The U.S. currency may fall to $1.4980 against the euro, Tate said.

China's yuan traded at 7.1946, close to the highest since a link to the dollar was scrapped in July 2005 as the nation strives to bring down inflation. The currency may rise more than 10 percent this year against the dollar, allowing Japanese policy makers to accept further gains in the yen, said Eisuke Sakakibara, Japan's former top currency official.

`Significantly'

``Chinese authorities now recognize that they need to appreciate their currency quite significantly for their own sake,'' Sakakibara, 66, currently a professor at Tokyo's Waseda University, said in an interview with Bloomberg Television.

The yuan has strengthened 1.4 percent this year, on course for the biggest monthly advance since the end of the dollar peg. The Group of Seven industrialized nations have called on China to stop keeping the yuan artificially weak to support exports.
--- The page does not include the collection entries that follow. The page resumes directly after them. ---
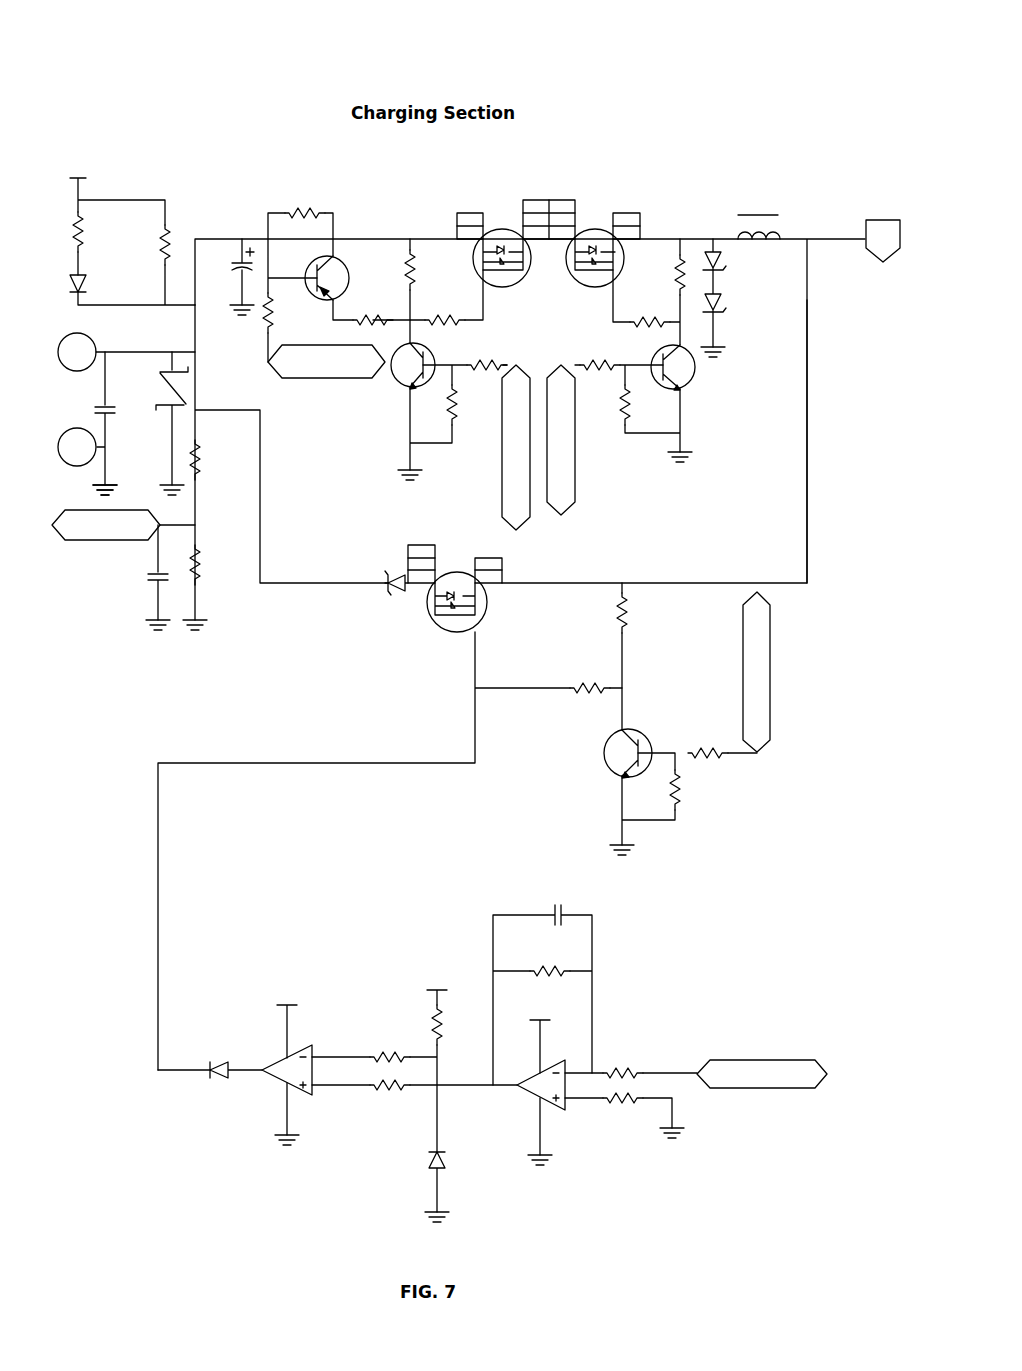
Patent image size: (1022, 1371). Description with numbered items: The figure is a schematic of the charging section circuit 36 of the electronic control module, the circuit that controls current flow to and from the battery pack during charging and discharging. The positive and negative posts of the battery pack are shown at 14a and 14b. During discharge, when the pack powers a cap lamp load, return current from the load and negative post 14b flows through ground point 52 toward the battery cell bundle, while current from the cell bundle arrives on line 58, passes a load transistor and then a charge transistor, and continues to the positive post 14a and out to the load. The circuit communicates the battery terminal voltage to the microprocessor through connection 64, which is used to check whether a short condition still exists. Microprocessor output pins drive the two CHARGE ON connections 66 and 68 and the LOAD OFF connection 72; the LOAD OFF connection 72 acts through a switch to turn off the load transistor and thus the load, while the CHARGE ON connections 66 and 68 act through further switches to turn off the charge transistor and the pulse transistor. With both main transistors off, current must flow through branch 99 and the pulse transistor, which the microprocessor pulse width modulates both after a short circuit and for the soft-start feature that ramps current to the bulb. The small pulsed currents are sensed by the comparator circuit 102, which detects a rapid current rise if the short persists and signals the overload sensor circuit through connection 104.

The charging section circuit 36 is at (124, 40).
The positive terminal of the battery pack 14a is at (70, 336).
The negative terminal of the battery pack 14b is at (70, 430).
The ground point 52 is at (108, 484).
The line 58 is at (835, 238).
The connection 64 is at (98, 545).
The connection (CHARGE ON) 66 is at (502, 482).
The connection (CHARGE ON) 68 is at (770, 706).
The connection (LOAD OFF) 72 is at (575, 493).
The line (branch) 99 is at (807, 510).
The comparator circuit 102 is at (757, 986).
The connection 104 is at (765, 1090).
``The Chinese now recognize that they can live with a rapidly appreciating yuan and, as a result, they're letting the yuan appreciate more each day,'' said Martin Feldstein, Harvard University economist and head of the National Bureau of Economic Research in Cambridge, Massachusetts.

Futures contracts on the Chicago Board of Trade show 100 percent odds the Fed will cut its 3.5 percent target rate for overnight lending between banks by as much as a half-percentage point tomorrow. An index of U.S. consumer confidence fell to 87 in January from 88.6 the previous month, according to an economist survey by Bloomberg News, before a report due at 10 a.m. New York time.

Yield Premium

German two-year government bonds yield 1.24 percentage points more than similar-maturity U.S. Treasuries, which offered a premium over the European nation's debt before the Fed started cutting rates last year.
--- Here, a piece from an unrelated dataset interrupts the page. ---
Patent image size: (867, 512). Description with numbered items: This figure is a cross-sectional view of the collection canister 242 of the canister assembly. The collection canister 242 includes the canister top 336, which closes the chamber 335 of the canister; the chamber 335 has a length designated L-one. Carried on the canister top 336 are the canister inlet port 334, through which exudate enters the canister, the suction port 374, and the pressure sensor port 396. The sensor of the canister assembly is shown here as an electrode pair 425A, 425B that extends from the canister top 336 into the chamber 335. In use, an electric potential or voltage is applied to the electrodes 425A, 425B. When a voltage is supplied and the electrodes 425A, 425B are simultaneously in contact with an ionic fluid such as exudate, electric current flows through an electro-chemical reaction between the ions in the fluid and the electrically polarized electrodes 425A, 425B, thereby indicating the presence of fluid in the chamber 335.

The euro may strengthen on speculation European Central Bank council member John Hurley will reiterate concern that inflation will accelerate in a speech in Dublin tomorrow.

Europe's single currency may gain for a second day against the dollar and the yen as traders increased bets that the ECB will lift borrowing costs from 4 percent. The implied yield on the June Euribor interest-rate futures contract, a gauge of the outlook for monetary policy, rose to 4.025 percent today from 4.015 percent yesterday.

``The ECB is still hawkish, signaling there's no intention at all of lowering rates,'' said Tsutomu Soma, a bond and currency dealer at Okasan Securities Co. in Tokyo. ``As U.S. rates will probably be lowered, the euro will likely be bought.''

The euro may advance to $1.4825 and 158.65 yen today, Soma forecast.